There are many hurdles Walmart and other large grocers face as they race to expand fresh-food delivery and gain an edge in one of the fastest-growing e-commerce segments, reports The Wall Street Journal (March 15, 2019). Despite Walmart’s resources and more than 1.5 million U.S. workers, it mainly relies on a patchwork of independent companies to expand its delivery services as quickly, broadly and cheaply as possible.
Walmart, the country’s biggest seller of groceries, is facing pressure to push forward in delivery because Amazon, a chief competitor, is making inroads in grocery sales. (Walmart generated $200 billion in U.S. grocery sales last year, more than double Kroger’s take and 5 times as much as Amazon’s in the sector). In recent years, Walmart added a service for placing online grocery orders for parking-lot pickup at 2,100 of its 4,650 U.S. stores. About 35,000 U.S. Walmart employees called “pickers” now weave through aisles compiling online grocery orders– a slower and more costly process than fulfillment from specialized distribution centers.

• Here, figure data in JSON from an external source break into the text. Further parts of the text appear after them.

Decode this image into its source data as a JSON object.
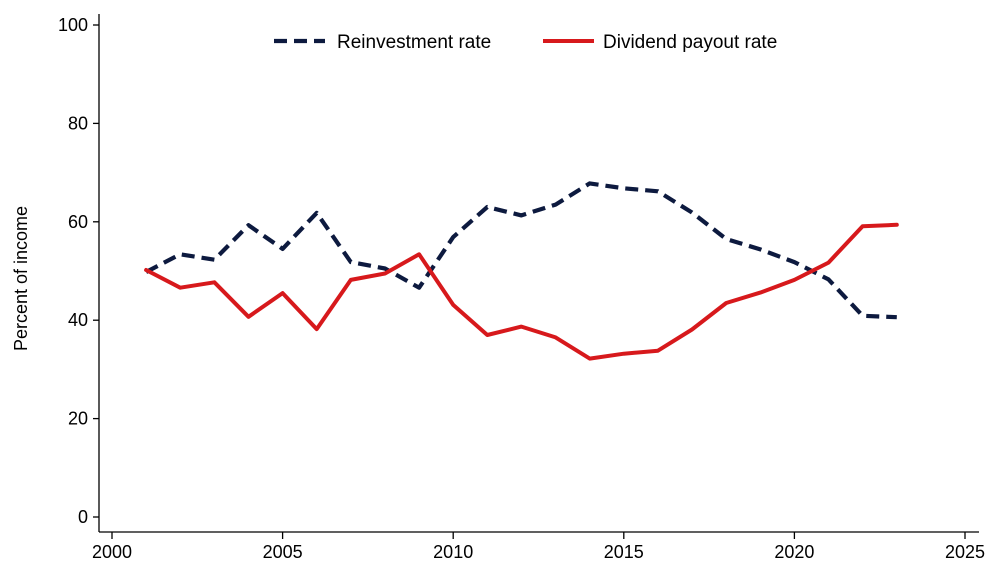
{
  "chart_data": {
    "type": "line",
    "title": "",
    "xlabel": "",
    "ylabel": "Percent of income",
    "xlim": [
      2000,
      2025
    ],
    "ylim": [
      0,
      100
    ],
    "x_ticks": [
      2000,
      2005,
      2010,
      2015,
      2020,
      2025
    ],
    "y_ticks": [
      0,
      20,
      40,
      60,
      80,
      100
    ],
    "grid": false,
    "legend_position": "top-center",
    "x": [
      2001,
      2002,
      2003,
      2004,
      2005,
      2006,
      2007,
      2008,
      2009,
      2010,
      2011,
      2012,
      2013,
      2014,
      2015,
      2016,
      2017,
      2018,
      2019,
      2020,
      2021,
      2022,
      2023
    ],
    "series": [
      {
        "name": "Reinvestment rate",
        "color": "#0d1a3f",
        "style": "dashed",
        "values": [
          49.8,
          53.4,
          52.3,
          59.3,
          54.5,
          61.8,
          51.8,
          50.5,
          46.6,
          56.9,
          63.0,
          61.3,
          63.5,
          67.8,
          66.8,
          66.2,
          61.9,
          56.5,
          54.4,
          51.8,
          48.3,
          40.9,
          40.6
        ]
      },
      {
        "name": "Dividend payout rate",
        "color": "#d7191c",
        "style": "solid",
        "values": [
          50.2,
          46.6,
          47.7,
          40.7,
          45.5,
          38.2,
          48.2,
          49.5,
          53.4,
          43.1,
          37.0,
          38.7,
          36.5,
          32.2,
          33.2,
          33.8,
          38.1,
          43.5,
          45.6,
          48.2,
          51.7,
          59.1,
          59.4
        ]
      }
    ]
  }
}
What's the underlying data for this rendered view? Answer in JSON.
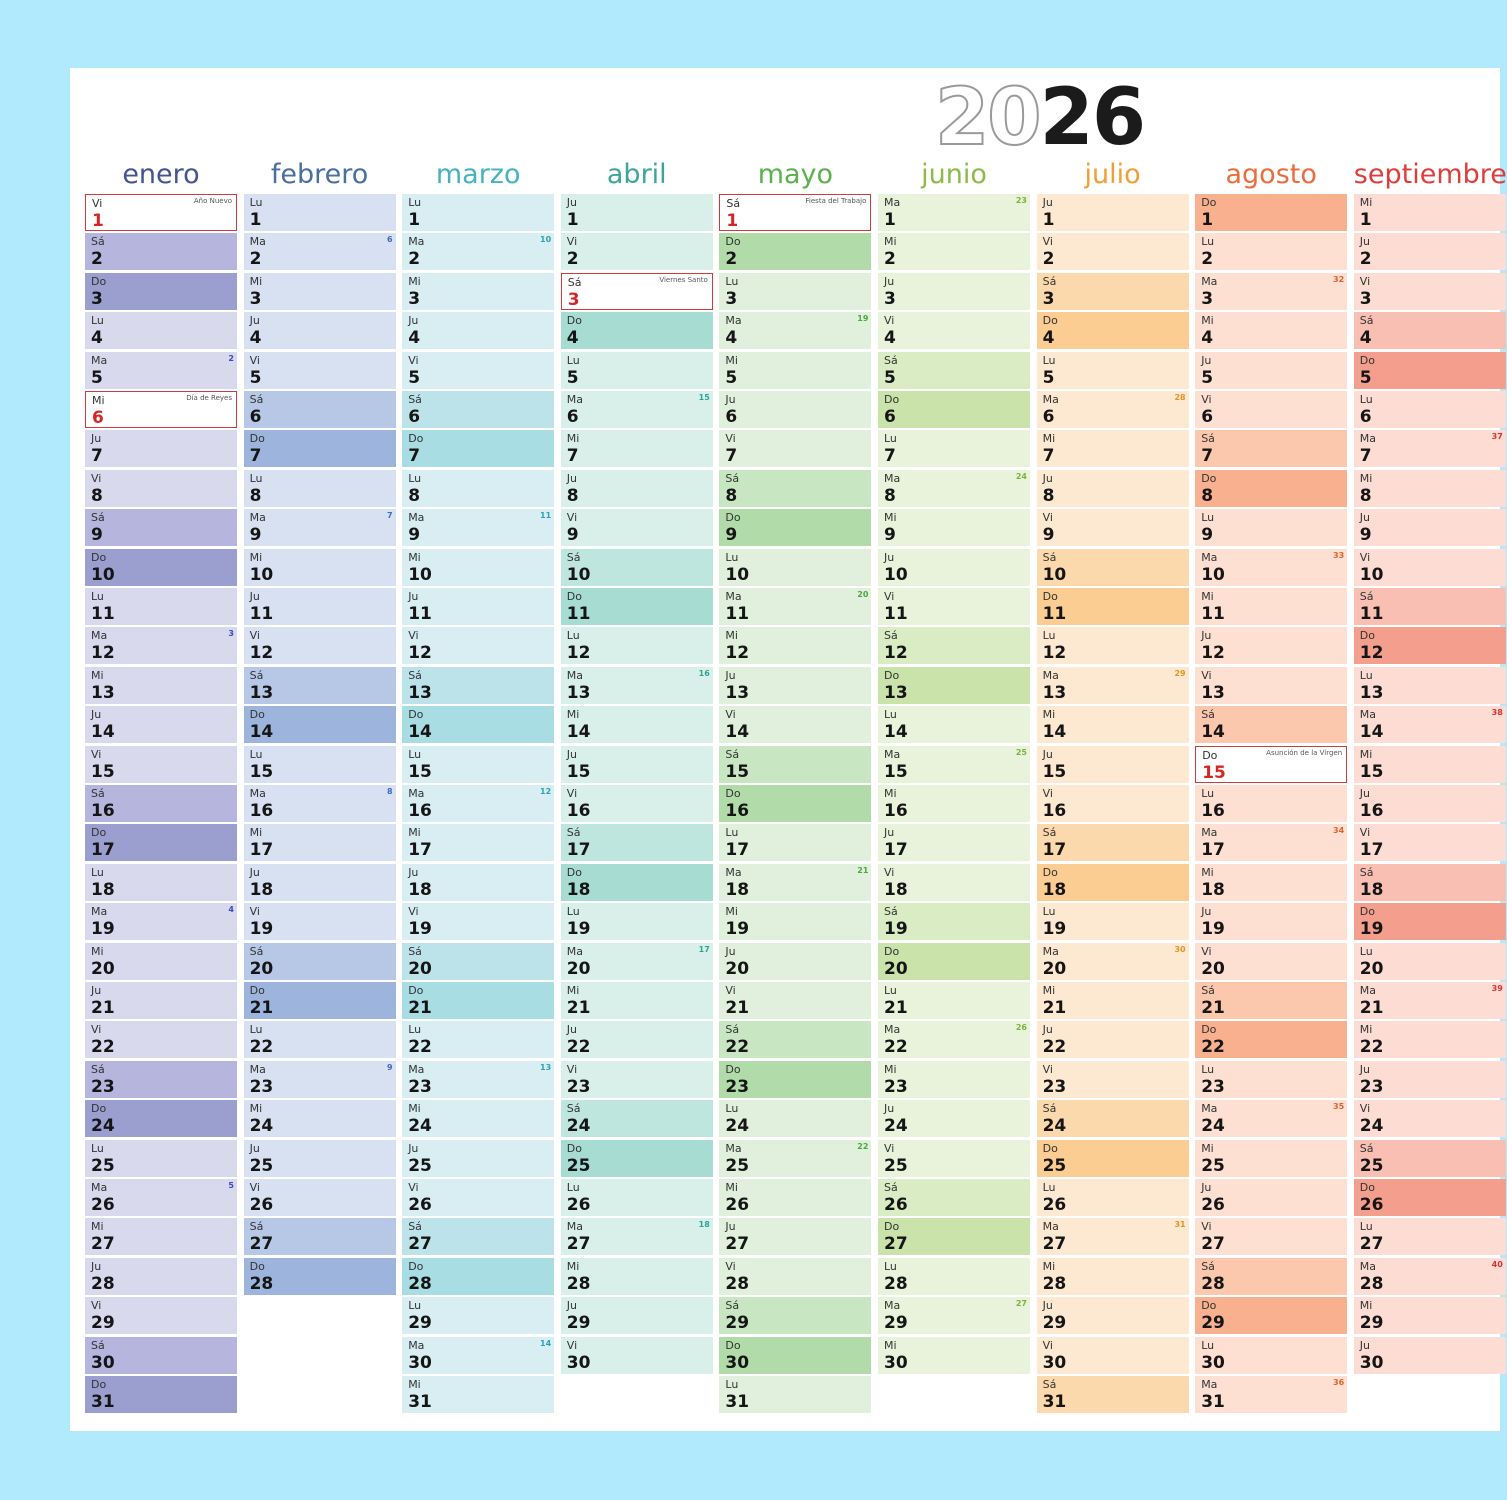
{
  "year": {
    "part1": "20",
    "part2": "26"
  },
  "months": [
    {
      "name": "enero",
      "color": "#44548f",
      "start": 4,
      "days": 31,
      "bg": {
        "weekday": "#d9d9ee",
        "sat": "#b5b5dd",
        "sun": "#9b9fcf"
      },
      "wkColor": "#3a4ab8",
      "weeks": {
        "5": "2",
        "12": "3",
        "19": "4",
        "26": "5"
      },
      "holidays": {
        "1": "Año Nuevo",
        "6": "Día de Reyes"
      }
    },
    {
      "name": "febrero",
      "color": "#4a6e9e",
      "start": 0,
      "days": 28,
      "bg": {
        "weekday": "#d7e1f2",
        "sat": "#b7c8e6",
        "sun": "#9db5dd"
      },
      "wkColor": "#3b6cc0",
      "weeks": {
        "2": "6",
        "9": "7",
        "16": "8",
        "23": "9"
      },
      "holidays": {}
    },
    {
      "name": "marzo",
      "color": "#44b3bf",
      "start": 0,
      "days": 31,
      "bg": {
        "weekday": "#d8eef2",
        "sat": "#bde3ea",
        "sun": "#a8dde4"
      },
      "wkColor": "#2ba3b5",
      "weeks": {
        "2": "10",
        "9": "11",
        "16": "12",
        "23": "13",
        "30": "14"
      },
      "holidays": {}
    },
    {
      "name": "abril",
      "color": "#3ea59a",
      "start": 3,
      "days": 30,
      "bg": {
        "weekday": "#d9f0ea",
        "sat": "#bfe6de",
        "sun": "#a6dcd2"
      },
      "wkColor": "#2fa494",
      "weeks": {
        "6": "15",
        "13": "16",
        "20": "17",
        "27": "18"
      },
      "holidays": {
        "3": "Viernes Santo"
      }
    },
    {
      "name": "mayo",
      "color": "#5cb04d",
      "start": 5,
      "days": 31,
      "bg": {
        "weekday": "#e0f0dc",
        "sat": "#c9e6c2",
        "sun": "#b2dbaa"
      },
      "wkColor": "#4aa93b",
      "weeks": {
        "4": "19",
        "11": "20",
        "18": "21",
        "25": "22"
      },
      "holidays": {
        "1": "Fiesta del Trabajo"
      }
    },
    {
      "name": "junio",
      "color": "#8dbb45",
      "start": 1,
      "days": 30,
      "bg": {
        "weekday": "#e9f3dc",
        "sat": "#daecc4",
        "sun": "#c9e3aa"
      },
      "wkColor": "#7cb23a",
      "weeks": {
        "1": "23",
        "8": "24",
        "15": "25",
        "22": "26",
        "29": "27"
      },
      "holidays": {}
    },
    {
      "name": "julio",
      "color": "#f0a032",
      "start": 3,
      "days": 31,
      "bg": {
        "weekday": "#fde9d1",
        "sat": "#fcd9ad",
        "sun": "#fbcd92"
      },
      "wkColor": "#e59523",
      "weeks": {
        "6": "28",
        "13": "29",
        "20": "30",
        "27": "31"
      },
      "holidays": {}
    },
    {
      "name": "agosto",
      "color": "#ec6d3b",
      "start": 6,
      "days": 31,
      "bg": {
        "weekday": "#fde0d2",
        "sat": "#fbc7ad",
        "sun": "#f8b08e"
      },
      "wkColor": "#e0622f",
      "weeks": {
        "3": "32",
        "10": "33",
        "17": "34",
        "24": "35",
        "31": "36"
      },
      "holidays": {
        "15": "Asunción de la Virgen"
      }
    },
    {
      "name": "septiembre",
      "color": "#e13c3c",
      "start": 2,
      "days": 30,
      "bg": {
        "weekday": "#fcdcd3",
        "sat": "#f9bfb2",
        "sun": "#f49e8d"
      },
      "wkColor": "#d63434",
      "weeks": {
        "7": "37",
        "14": "38",
        "21": "39",
        "28": "40"
      },
      "holidays": {}
    }
  ],
  "weekdays": [
    "Lu",
    "Ma",
    "Mi",
    "Ju",
    "Vi",
    "Sá",
    "Do"
  ]
}
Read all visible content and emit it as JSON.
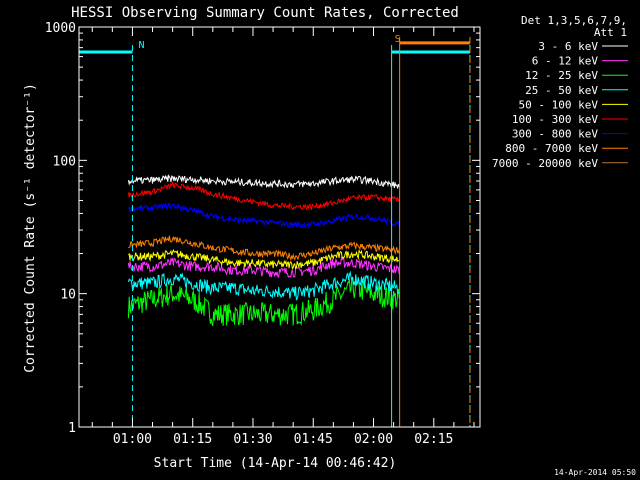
{
  "chart_data": {
    "type": "line",
    "title": "HESSI Observing Summary Count Rates, Corrected",
    "xlabel": "Start Time (14-Apr-14 00:46:42)",
    "ylabel": "Corrected Count Rate (s⁻¹ detector⁻¹)",
    "y_scale": "log",
    "ylim": [
      1,
      1000
    ],
    "xlim": [
      "00:46:42",
      "02:26:30"
    ],
    "x_ticks": [
      "01:00",
      "01:15",
      "01:30",
      "01:45",
      "02:00",
      "02:15"
    ],
    "y_ticks": [
      "1",
      "10",
      "100",
      "1000"
    ],
    "legend_header": [
      "Det 1,3,5,6,7,9,",
      "Att 1"
    ],
    "legend_position": "right",
    "data_start": "00:59:00",
    "data_end": "02:06:30",
    "series": [
      {
        "name": "3 - 6 keV",
        "color": "#ffffff",
        "x": [
          "00:59:00",
          "01:05:00",
          "01:10:00",
          "01:15:00",
          "01:20:00",
          "01:25:00",
          "01:30:00",
          "01:35:00",
          "01:40:00",
          "01:45:00",
          "01:50:00",
          "01:55:00",
          "02:00:00",
          "02:06:30"
        ],
        "values": [
          70,
          71,
          73,
          72,
          70,
          69,
          68,
          67,
          66,
          67,
          70,
          72,
          70,
          64
        ]
      },
      {
        "name": "6 - 12 keV",
        "color": "#ff33ff",
        "x": [
          "00:59:00",
          "01:05:00",
          "01:10:00",
          "01:15:00",
          "01:20:00",
          "01:25:00",
          "01:30:00",
          "01:35:00",
          "01:40:00",
          "01:45:00",
          "01:50:00",
          "01:55:00",
          "02:00:00",
          "02:06:30"
        ],
        "values": [
          16,
          16,
          17,
          16,
          16,
          15,
          15,
          14.5,
          14.5,
          15,
          17,
          17,
          16,
          15
        ]
      },
      {
        "name": "12 - 25 keV",
        "color": "#00ff00",
        "x": [
          "00:59:00",
          "01:05:00",
          "01:10:00",
          "01:15:00",
          "01:20:00",
          "01:25:00",
          "01:30:00",
          "01:35:00",
          "01:40:00",
          "01:45:00",
          "01:50:00",
          "01:55:00",
          "02:00:00",
          "02:06:30"
        ],
        "values": [
          8,
          9,
          10,
          9,
          7,
          7,
          7,
          7,
          7,
          7.5,
          9,
          11,
          10,
          9
        ]
      },
      {
        "name": "25 - 50 keV",
        "color": "#00ffff",
        "x": [
          "00:59:00",
          "01:05:00",
          "01:10:00",
          "01:15:00",
          "01:20:00",
          "01:25:00",
          "01:30:00",
          "01:35:00",
          "01:40:00",
          "01:45:00",
          "01:50:00",
          "01:55:00",
          "02:00:00",
          "02:06:30"
        ],
        "values": [
          12,
          12,
          13,
          12,
          11,
          11,
          10.5,
          10.5,
          10,
          10.5,
          12,
          13,
          12,
          11
        ]
      },
      {
        "name": "50 - 100 keV",
        "color": "#ffff00",
        "x": [
          "00:59:00",
          "01:05:00",
          "01:10:00",
          "01:15:00",
          "01:20:00",
          "01:25:00",
          "01:30:00",
          "01:35:00",
          "01:40:00",
          "01:45:00",
          "01:50:00",
          "01:55:00",
          "02:00:00",
          "02:06:30"
        ],
        "values": [
          19,
          19,
          20,
          19,
          18,
          17,
          17,
          16.5,
          16.5,
          17,
          19,
          20,
          19,
          18
        ]
      },
      {
        "name": "100 - 300 keV",
        "color": "#ff0000",
        "x": [
          "00:59:00",
          "01:05:00",
          "01:10:00",
          "01:15:00",
          "01:20:00",
          "01:25:00",
          "01:30:00",
          "01:35:00",
          "01:40:00",
          "01:45:00",
          "01:50:00",
          "01:55:00",
          "02:00:00",
          "02:06:30"
        ],
        "values": [
          55,
          58,
          65,
          62,
          56,
          52,
          49,
          46,
          45,
          45,
          48,
          52,
          53,
          50
        ]
      },
      {
        "name": "300 - 800 keV",
        "color": "#0000ff",
        "x": [
          "00:59:00",
          "01:05:00",
          "01:10:00",
          "01:15:00",
          "01:20:00",
          "01:25:00",
          "01:30:00",
          "01:35:00",
          "01:40:00",
          "01:45:00",
          "01:50:00",
          "01:55:00",
          "02:00:00",
          "02:06:30"
        ],
        "values": [
          43,
          44,
          46,
          42,
          38,
          36,
          35,
          34,
          33,
          33,
          35,
          38,
          37,
          33
        ]
      },
      {
        "name": "800 - 7000 keV",
        "color": "#ff8000",
        "x": [
          "00:59:00",
          "01:05:00",
          "01:10:00",
          "01:15:00",
          "01:20:00",
          "01:25:00",
          "01:30:00",
          "01:35:00",
          "01:40:00",
          "01:45:00",
          "01:50:00",
          "01:55:00",
          "02:00:00",
          "02:06:30"
        ],
        "values": [
          23,
          24,
          26,
          24,
          22,
          21,
          20,
          20,
          19,
          20,
          22,
          23,
          22,
          21
        ]
      },
      {
        "name": "7000 - 20000 keV",
        "color": "#b87333",
        "x": [],
        "values": []
      }
    ],
    "annotations": [
      {
        "text": "N",
        "color": "#00ffff"
      },
      {
        "text": "S",
        "color": "#ff8000"
      }
    ],
    "flag_lines": [
      {
        "name": "night",
        "color": "#00ffff",
        "times": [
          "00:46:42",
          "01:00:00",
          "02:04:30",
          "02:24:00"
        ]
      },
      {
        "name": "saa",
        "color": "#ff8000",
        "times": [
          "02:06:30",
          "02:24:00"
        ]
      }
    ],
    "flag_bars": [
      {
        "name": "night-bar-1",
        "color": "#00ffff",
        "x": [
          "00:46:42",
          "01:00:00"
        ],
        "level": 650
      },
      {
        "name": "night-bar-2",
        "color": "#00ffff",
        "x": [
          "02:04:30",
          "02:24:00"
        ],
        "level": 650
      },
      {
        "name": "saa-bar",
        "color": "#ff8000",
        "x": [
          "02:06:30",
          "02:24:00"
        ],
        "level": 760
      }
    ],
    "timestamp": "14-Apr-2014 05:50"
  }
}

Walmart is offering delivery from 800 stores, with another 800 planned this year, mostly by joining with firms like DoorDash that crowdsource drivers. Walmart pays a fee to the driving companies and charges customers $8-$10 per order to offset that cost. But filling online orders with store workers in spaces organized for shoppers can be complex and expensive. And drivers for delivery firms need an incentive to lug bulky grocery orders from their cars to customers’ doorsteps. Walmart is testing using its own store workers to make deliveries. And last year, it began arming workers with devices that tell them the fastest route through stores and the optimal order to place items into bags. Future remodels could tweak stores to better accommodate online ordering.
Classroom discussion questions:
- What are Walmart’s core competencies (see Chapter 2) as they relate to food delivery?
- What are its key success factors (KSF’s)?